Amazing Crispy Golden Pork Belly – This pork belly recipe has a crisp, crunchy skin and tender meat that melts in the mouth, pork belly is stunning when treated with a bit of attention. The fact that it is incredibly versatile and very affordable, really just adds to its charm. Do not make anymore than you can eat in one meal. This does not keep or reheat very well. If there are leftovers, go for a Banh Mi Sandwich.
This recipe works equally well for skin on and skinless pork belly. Here’s how to guarantee crisp, crunchy crackling and melting soft pork belly meat every time. Pork belly is a fatty piece of meat that is often used to make bacon and pancetta. However, it can also be roasted, resulting in flavorful and tender pork covered with delicious crackling. It’s that dual texture (often in a single bite) that makes it irresistible and guaranteed to please everyone at the dinner table.
At worst pork, belly can be fatty and chewy. When cooked with care and precision it’s melt in the mouth tender and sweetly flavored. The crunchy crackling is a bonus for some while for others it’s the whole reason to eat roast pork.
This is a showstopper main dish that is sure to impress. There’s just something about crisp, golden crackling that makes people swoon. Very few people can resist Golden Pork Belly and although there are a few tips and tricks to getting delicious, crunchy cracking, it’s so simple to make.Print
This pork belly recipe has a crisp, crunchy skin and tender meat that melts in the mouth, pork belly is stunning when treated with a bit of attention.
- Prep Time: :10
- Cook Time: 1:00
- Total Time: 1:10
- Yield: 4-6 1x
- 2 lb pork belly
- 1 cup table salt
- 1/4 cup soy sauce
- 1/3 cup shaoxing rice wine
- 2 tbsp brown sugar you can replace with sugar substitute for low carb or keto
- 2 cloves garlic minced
- Using a paper towel, pat skin of pork belly until it is completely dry. Mix marinade ingredients in a bowl and then pour into a rectangular pan that is big enough to hold the pork belly. Place pork belly into the pan, making sure only the meat touches the marinade and the skin stays completely dry. If the marinade level is too high you can pour some of it out. Place in fridge for several hours or overnight.
- Preheat oven to 350°F. Completely line a roasting pan with foil (this will make clean-up much easier). Pour 1 inch of water into bottom of pan. Place wire rack on top of roasting pan to hold the pork belly. Place the pork belly on the wire rack. The pork belly will cook above the water, with the pork drippings dripping down below into the water. Make sure the pork belly is level (if one part is lower/shorter the skin will not cook evenly. if you have to, use something oven-safe to prop up a shorter part to keep it completely level).
- Spread 1 cup of salt evenly across the pork belly skin. Place into top half of oven. Bake for about 40 minutes until meat looks cooked.
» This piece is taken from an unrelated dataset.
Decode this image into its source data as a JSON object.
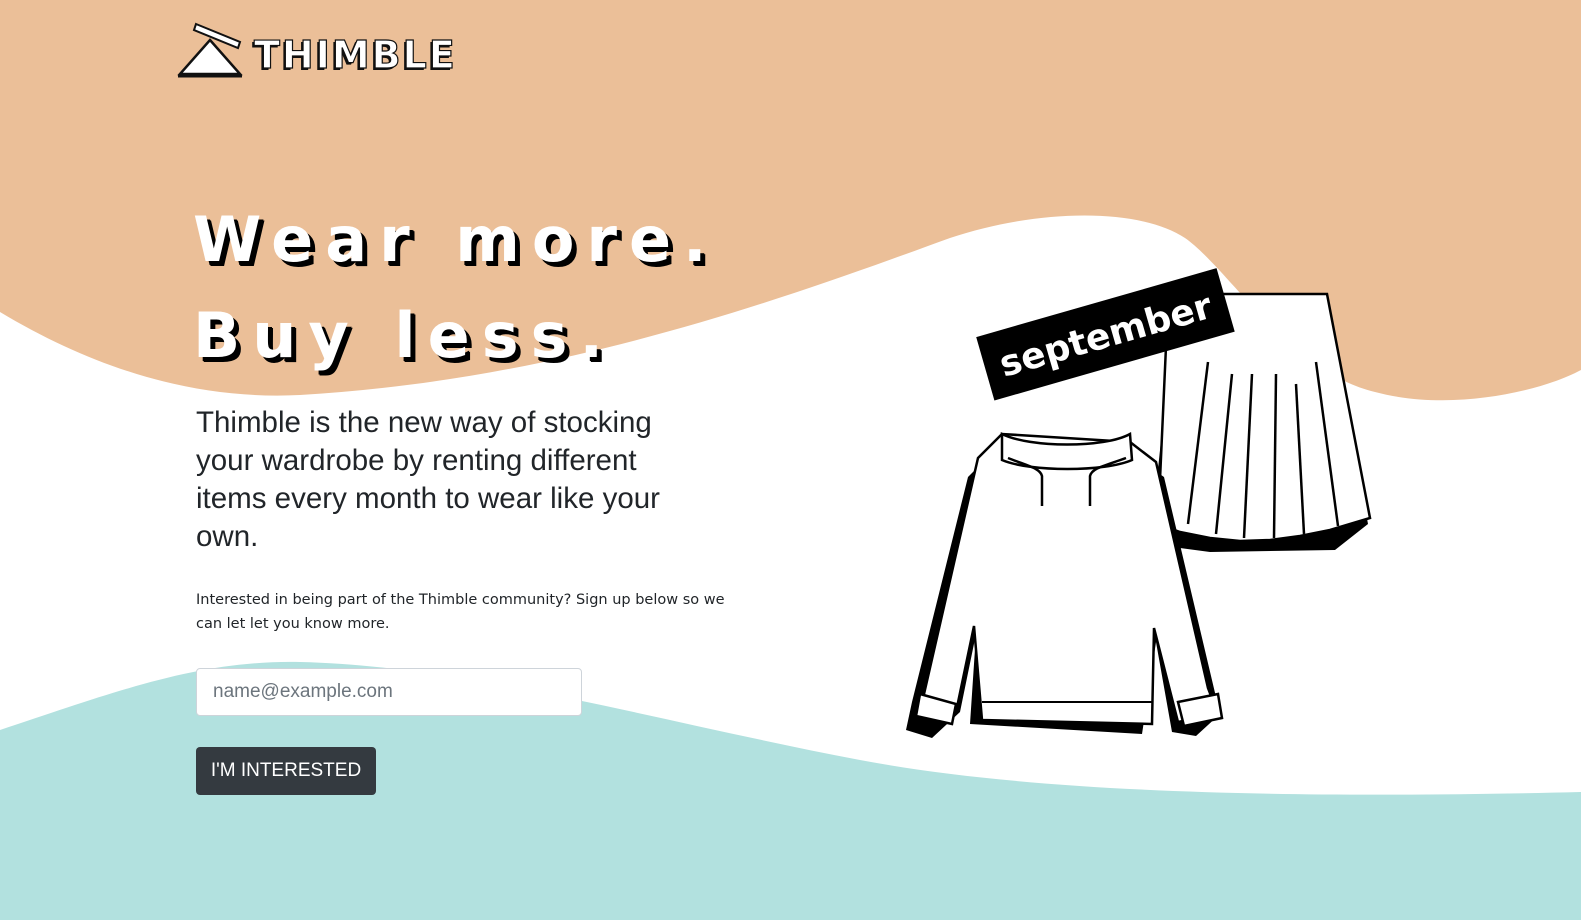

- Remove pork belly and increase oven temperature to 465°F. The salt that was poured over pork belly should have formed a crust. Remove salt crust from pork belly. Wipe off any excess salt from the pork belly skin. Once oven has reached desired temperature, place pork belly back into oven. Bake for another 30 minutes until skin is completely bubbly and crisp. Let pork belly cool a few minutes before cutting and serving.